Republicans versus TR

As I posted earlier this week, President Obama delivered a speech in Kansas affirming his commitment to economic fairness and invoking an earlier president, Theodore Roosevelt, who delivered his famous “New Nationalism” speech in the same town (Osawatomie) a little more than a century ago.

Among other things, the then-former president said in 1910:

The absence of effective state, and, especially, national, restraint upon unfair money getting has tended to create a small class of enormously wealthy and economically powerful men, whose chief object is to hold and increase their power. The prime need is to change the conditions which enable these men to accumulate power which it is not for the general welfare that they should hold or exercise.

While Obama embraces the spirit of the Republican Roosevelt, conservative Republicans have gone to some lengths to put some distance between themselves and TR.

New Republic blogger Timothy Noah writes:

In May [conservative columnist George] Will complained that presidential candidate Tim Pawlenty sounded "like a dime-store Teddy Roosevelt" and added, parenthetically, "the real TR was bad enough." On National Review Online Michael Knox Beran has complained of TR, "Rather than use government to promote freer, more competitive markets, he used it to promote government itself." Need I remind you that TR was for Obamacare before even Mitt Romney?

The Heritage Foundation’s Web site reproduces TR’s "New Nationalism" speech and, in a preface, explains that this was a key historical turning point that put America on the road to serfdom:

"The radical change from the Founders and Lincoln is clear: In the name of ‘national efficiency,’ Roosevelt calls for ‘real democracy.’ Society’s needs become the measure of individual rights. ‘We should permit [fortunes] to be gained only so long as the gaining represents benefit to the community.’ Such an admittedly dramatic ‘increase in government control is now necessary.’ He proposes a ‘Federal Bureau of Corporations.’ There follow graduated or progressive income and inheritance taxes on ‘big fortunes.’ Thus, the federal and state Departments of Agriculture should ‘extend their work to cover all phases of farm life.’

"But the regulation of the national economy requires control over private life as well.
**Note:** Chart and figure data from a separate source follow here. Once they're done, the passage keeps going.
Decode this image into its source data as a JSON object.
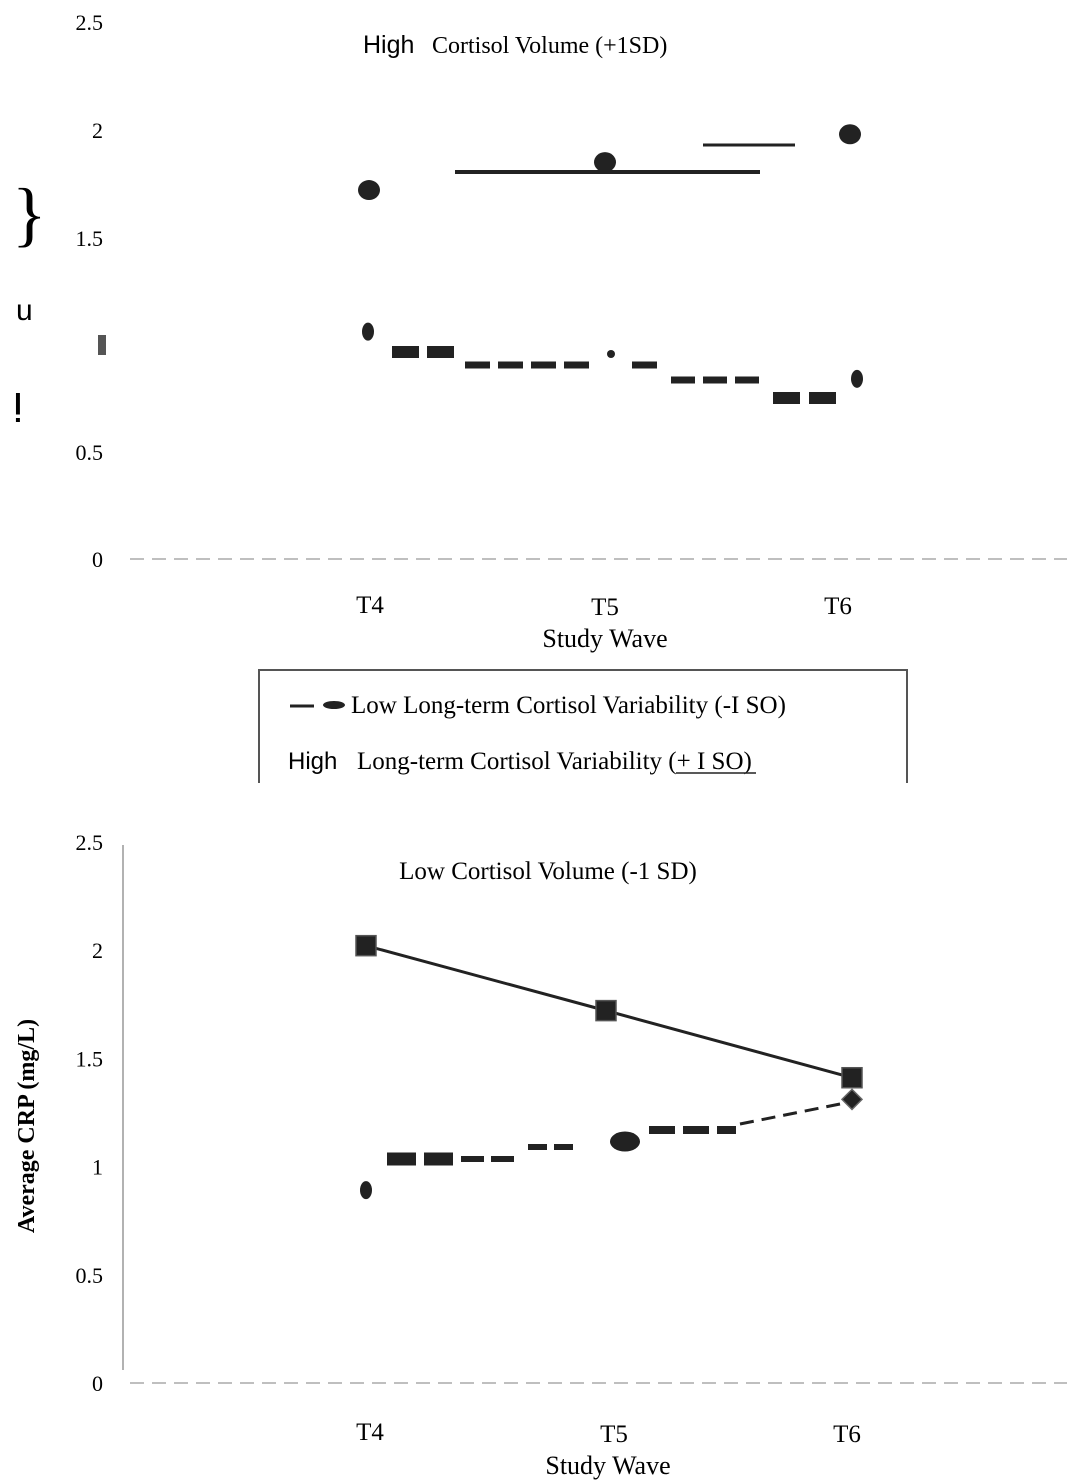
{
  "chart_data": [
    {
      "type": "line",
      "title": "High Cortisol Volume (+1 SD)",
      "title_prefix": "High",
      "title_rest": "Cortisol Volume (+1SD)",
      "xlabel": "Study Wave",
      "ylabel_glyphs": [
        "}",
        "u",
        "ⵑ"
      ],
      "categories": [
        "T4",
        "T5",
        "T6"
      ],
      "yticks": [
        "2.5",
        "2",
        "1.5",
        "0.5",
        "0"
      ],
      "ylim": [
        0,
        2.5
      ],
      "series": [
        {
          "name": "Low Long-term Cortisol Variability (-I SO)",
          "style": "dashed",
          "values": [
            1.72,
            1.85,
            1.98
          ]
        },
        {
          "name": "High Long-term Cortisol Variability (+ I SO)",
          "style": "solid",
          "values": [
            1.06,
            0.95,
            0.84
          ]
        }
      ],
      "legend": {
        "position": "bottom",
        "item1": "Low Long-term Cortisol Variability (-I SO)",
        "item2_prefix": "High",
        "item2_rest": "Long-term Cortisol Variability (+ I SO)"
      }
    },
    {
      "type": "line",
      "title": "Low Cortisol Volume (-1 SD)",
      "xlabel": "Study Wave",
      "ylabel": "Average CRP (mg/L)",
      "categories": [
        "T4",
        "T5",
        "T6"
      ],
      "yticks": [
        "2.5",
        "2",
        "1.5",
        "1",
        "0.5",
        "0"
      ],
      "ylim": [
        0,
        2.5
      ],
      "series": [
        {
          "name": "High Long-term Cortisol Variability (+ I SO)",
          "style": "solid",
          "marker": "square",
          "values": [
            2.02,
            1.72,
            1.41
          ]
        },
        {
          "name": "Low Long-term Cortisol Variability (-I SO)",
          "style": "dashed",
          "marker": "circle",
          "values": [
            0.9,
            1.12,
            1.31
          ]
        }
      ]
    }
  ]
}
In order to fulfill government’s purpose of serving the welfare of the people, Roosevelt demands ‘a genuine and permanent moral awakening.’ The federal government must even mold the family and education to guarantee Progressive results. The ‘New Nationalism’ stands not only for a strong military and global presence but also nationalization of life generally."

Last year Glenn Beck (who used to be a big deal on the right) identified TR as pretty much the antichrist. Yesterday on Fox News, correspondent Chris Stirewalt said

"What Teddy Roosevelt was calling for was sort of a socialistic nationalism in which the government would take things away from people who got things that he didn’t think they should have, give it to the working man, they talk about the square deal, fairness, all of these new mandates for government, something the Republican party has walked away in very decided fashion certainly since the Reagan era, in terms of what the role and purpose of government is."

The distinguished presidential historian Megyn Kelly chimed in: "Teddy Roosevelt was calling for something akin to a socialist nationalism," prompting Stirewalt to reply, "Exactly." Kelly then puzzled over why Obama would embrace so obvious a scoundrel: "Why would President Obama want to do anything that would associate himself with that word, ‘socialist,’ which has been used against him by so many of the current Republican presidential candidates, among others?"

I think maybe she was confusing TR with Emma Goldman. An easy enough mistake to make.

Now if only there were some way to get rid of that third president from the left carved into Mount Rushmore.

To save the cost of blasting, a more budget-conscious solution might be something like this, which would require only a few hundred buckets of black paint.:

Noah continues:

… Roosevelt was a reformer who worried that unless America’s disparities of wealth were addressed there might be a Marxist revolution. It sounds quaint today, but Republicans (and Progressives) used to worry about that sort of thing. Here’s what TR wrote in his 1916 autobiography:

"I have always maintained that our worst revolutionaries today are those reactionaries who do not see and will not that there is any need for change. Such men seem to believe that the four and a half million Progressive voters, who in 1912 registered their solemn protest against our social and industrial injustices, are ‘anarchists,’ who are not willing to let ill enough alone. If these reactionaries had lived at an earlier time in our history, they would have advocated Sedition Laws, opposed free speech and free assembly, and voted against free schools, free access by settlers to the public lands … and the abolition of imprisonment for debt; and they are the men who today oppose minimum wage laws, insurance of workmen against the ills of industrial life and the reform of our legislatures and our courts, which can alone render such measures possible. Some of these reactionaries are not bad men, but merely shortsighted and belated. It is these reactionaries, however, who, by ‘standing pat’ on industrial injustice, incite inevitably to industrial revolt, and it is only we who advocate political and industrial democracy who render possible the progress of our American industry on large constructive lines with a minimum of friction because with a maximum of justice."

Aren’t you glad we don’t have anybody like that today?